I'm dealing with a situation at work where someone set up some tables without a primary key (arghhh). now I'm trying to compare dev data to prod data and the best I can tell is that theres a slight difference in the number of rows.
I figured the best way I could compare data is to do a join on every column, but I'm getting unexpected results.
to test this out I just joined the same table to itself. This table has 1309 rows.. but when I join on every column i get 1014. Thats less rows. If anything i'd expect to get more. What gives?
from `default_tire_classifications` tc1
join `default_tire_classifications` tc2
on tc1.`marketing_tread_name` = tc2.`marketing_tread_name`
AND tc1.`size` = tc2.`size`
AND tc1.product_category = tc2.product_category
AND tc1.application = tc2.application
AND tc1.vehicle_type = tc2.vehicle_type
AND tc1.oem_part = tc2.oem_part
AND tc1.position = tc2.position
AND tc1.size = tc2.size
AND tc1.sect_wdth = tc2.sect_wdth
AND tc1.aspect_ratio = tc2.aspect_ratio
AND tc1.rim_size = tc2.rim_size
AND tc1.speed_rating = tc2.speed_rating
AND tc1.load_index = tc2.load_index
I suspect some of the columns contain NULL values. An equality comparison to a NULL value yields NULL. (SQL tri-valued Boolean logic.)

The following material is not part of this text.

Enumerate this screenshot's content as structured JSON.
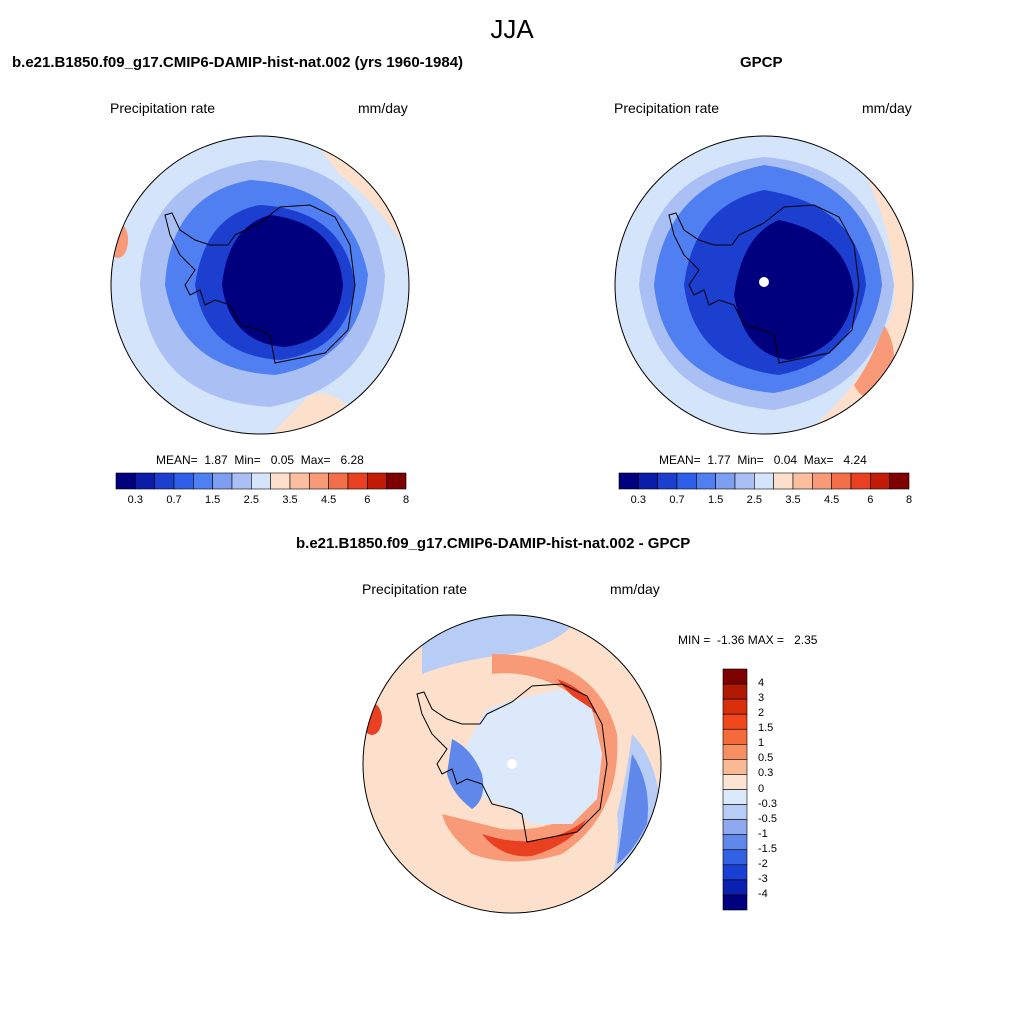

To do a comparison that yields TRUE when both sides are NULL, you could do something like this
( tc1.col = tc2.col OR ( tc1.col IS NULL AND tc2.col IS NULL ) )
MySQL also provides a non-standard "null-safe" equality comparison operator
<=> (spaceship) that does the same thing.
tc1.col <=> tc2.col
returns either TRUE or FALSE, and will return TRUE when the values on both sides are NULL.
So, replacing the
= (equality comparison) operator with
<=> operator should resolve the problem with comparing NULL values.
(This isn't to say that NULL values is a problem, or is the only problem.)